My apologies if this is the wrong place to ask this.
I've been reading around online about keeping software secure, and I've been puzzled by something for a while now. I'm not sure if this is a stupid question or not.
Generally, when I see online conversation about Linux vulnerabilities, I often see people detailing the how big the attack surface of the Linux kernel itself is due to its' monolithic kernel; I saw a blog post about this very thing linked somewhere here on Lemmy recently. I also see folks glamoring about how the BSD 'spinoffs' (?) all have much better fundamental approaches to security, and they get compared to Linux quite often as 'the superior platform' due to things like the non-monolithic kernel and BSD Jails. Hell, one of the main self-touted benefits of the BSDs is that there is significant effort placed on discovering vulnerabilities.
Could someone knowledgeable tell me why desktop Linux has seemed to be 'chosen' in comparison to something like FreeBSD or OpenBSD? I don't see any open-source forks of a BSD spinoff (only proprietary ones like what runs on the PS5), nor do I see anyone talking about using them for desktop computing purposes. Is there a fundamental challenge too great to overcome right now with using something like FreeBSD as a desktop OS, or has there simply not been enough volunteer manpower to throw at it, and Linux already has that problem, in comparison, solved? It shocks me that the adoption is so low, especially considering the reportedly amazing binary compatibility with most existing Linux software.
Why Linux ended up being the big thing is pretty well answered in the historical sense if you want to go looking for it. As for its low modern adoption. No one can really answer that for certain. I'll give you my two cents on the matter, but that's all anyone can do. All of this is based on research done on and off over the years in regards to this very topic as well as personal anecdote and hearsay. I will point out specific examples that I am familiar with, but don't fault me for missing anything.
Everyone is already on Linux. Both companies and individual people. While the BSD's work just fine for some people, it is largely hardware dependent. I have heard many people liken it to where Linux was 10 - 15 years ago in terms of hardware support. That alone means that most people can't use it. Less people = less developers making things better = less people trying it. We've all seen that song and dance before. Good ole chicken and egg problem.

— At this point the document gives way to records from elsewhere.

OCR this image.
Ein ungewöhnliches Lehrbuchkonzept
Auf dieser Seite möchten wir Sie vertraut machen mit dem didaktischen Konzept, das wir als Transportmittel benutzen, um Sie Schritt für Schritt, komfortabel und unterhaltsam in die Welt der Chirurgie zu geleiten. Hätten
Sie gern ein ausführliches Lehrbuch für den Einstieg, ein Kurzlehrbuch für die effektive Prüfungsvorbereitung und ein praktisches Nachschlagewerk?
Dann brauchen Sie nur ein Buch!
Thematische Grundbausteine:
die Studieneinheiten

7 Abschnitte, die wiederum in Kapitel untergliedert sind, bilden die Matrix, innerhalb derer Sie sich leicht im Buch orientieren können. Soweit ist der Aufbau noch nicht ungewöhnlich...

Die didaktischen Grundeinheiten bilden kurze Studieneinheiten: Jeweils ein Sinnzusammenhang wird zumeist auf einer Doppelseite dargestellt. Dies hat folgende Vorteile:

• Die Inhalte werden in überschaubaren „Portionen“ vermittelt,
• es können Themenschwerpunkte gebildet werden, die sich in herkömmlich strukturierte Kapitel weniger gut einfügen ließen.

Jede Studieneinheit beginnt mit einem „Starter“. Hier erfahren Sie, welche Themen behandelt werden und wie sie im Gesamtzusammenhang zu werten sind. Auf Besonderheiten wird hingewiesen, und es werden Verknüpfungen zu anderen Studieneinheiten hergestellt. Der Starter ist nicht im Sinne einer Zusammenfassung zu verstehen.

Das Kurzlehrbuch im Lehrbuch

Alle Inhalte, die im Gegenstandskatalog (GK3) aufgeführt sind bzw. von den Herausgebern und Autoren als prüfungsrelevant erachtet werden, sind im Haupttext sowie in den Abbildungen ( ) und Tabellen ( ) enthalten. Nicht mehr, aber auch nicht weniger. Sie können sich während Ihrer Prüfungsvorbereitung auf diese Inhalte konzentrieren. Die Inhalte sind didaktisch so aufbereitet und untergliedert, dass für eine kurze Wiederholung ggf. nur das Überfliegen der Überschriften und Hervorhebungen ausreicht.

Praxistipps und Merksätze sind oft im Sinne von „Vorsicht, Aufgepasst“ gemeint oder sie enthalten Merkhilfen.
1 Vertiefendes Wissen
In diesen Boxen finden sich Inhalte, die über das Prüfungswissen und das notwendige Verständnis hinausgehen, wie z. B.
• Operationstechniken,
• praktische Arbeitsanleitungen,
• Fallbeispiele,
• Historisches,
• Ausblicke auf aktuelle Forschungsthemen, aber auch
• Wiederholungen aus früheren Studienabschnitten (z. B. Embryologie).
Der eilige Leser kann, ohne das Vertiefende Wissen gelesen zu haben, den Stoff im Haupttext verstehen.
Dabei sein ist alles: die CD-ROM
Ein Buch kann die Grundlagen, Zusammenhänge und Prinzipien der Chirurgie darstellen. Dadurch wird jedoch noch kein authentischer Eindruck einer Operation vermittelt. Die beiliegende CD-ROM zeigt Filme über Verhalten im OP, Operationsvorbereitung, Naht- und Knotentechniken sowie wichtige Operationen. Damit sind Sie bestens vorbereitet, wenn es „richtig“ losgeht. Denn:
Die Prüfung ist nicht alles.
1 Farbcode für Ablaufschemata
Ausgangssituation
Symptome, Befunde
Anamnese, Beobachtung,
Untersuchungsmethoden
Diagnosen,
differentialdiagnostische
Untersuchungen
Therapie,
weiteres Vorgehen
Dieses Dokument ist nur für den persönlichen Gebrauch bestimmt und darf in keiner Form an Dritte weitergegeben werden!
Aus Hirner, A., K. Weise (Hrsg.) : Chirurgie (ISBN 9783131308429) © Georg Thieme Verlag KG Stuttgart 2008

Furthermore, while BSD certainly has its strengths. Being technically better has never been enough with anything. There are lots of equivalents to BSD features that are good enough eg: cgroups and others for jails. More importantly with a lot more big players using and contributing to Linux. Those things also see a faster rate of development and more quickly meet the needs of companies.
There is of course the license debate. While not as important now as it was before at least to a lot of individuals, I have personally been trying to answer this question for years doing my own research. The only reason I bring this up is that companies often upstream there work. Netflix famously chose freebsd over linux for their simpler and faster networking stack. They have contributed many improvements to that upstream and there are examples floating around as to how those improvements helped to improve freebsd networking for others. Although according to many Linux has largely caught up in that regard if not surpassed it. There are after all many tech giants that use linux and also need to serve similar amounts of traffic if not more than Netflix. However, regardless of if its is better or worse. The point is I feel like examples like this are far and few between. Because companies can simply take the bsd code and choose not to give anything back. It certainly feels like they do so more often than not. I based that on my ability to find useful examples in the first place. Which is of course admittedly flawed.
You will notice a lot of the use of the word "feels" in that last paragraph because I don't have any concrete proof. It is hard to measure how much a company has contributed to freebsd. It is less talked about and even combing through commits you would need to know who is behind those aliases. There are concrete examples of things that were contributed, but in my opinion a lot of the contributions are even more company specific than those on linux.
For example when it comes to changes that matter to a desktop user. Sony contributed drivers for their ps5 controller on linux. Here is a random article for that here: https://androidexperto.com/sony-releases-official-ps5-controller-driver-for-linux/ I found many articles of bsd people digging into linux code to get the ps5 controller working on bsd as recently as 2024. Here is just one of those https://forums.freebsd.org/threads/playstation-5-dualsense-controller-pairing.80786/. In my opinion however, it is kind of strange that they would have to do any work to get it working considering that the ps5 and ps4 if I remember correctly were based on freebsd in the first place. Why did Sony not contribute drivers upstream for bsd? They must have them because the console itself needs them. This harpens back to me saying that it feels like companies more often than not choose not to contribute back when they don't have to.
It has been hard for me to find equivalent examples on the bsd side. Little things like hardware or software support for user facing things that have been contributed to the bsd's by the big names, but not to Linux
Anyways, that's the short version of a random miss mash of things I could think of.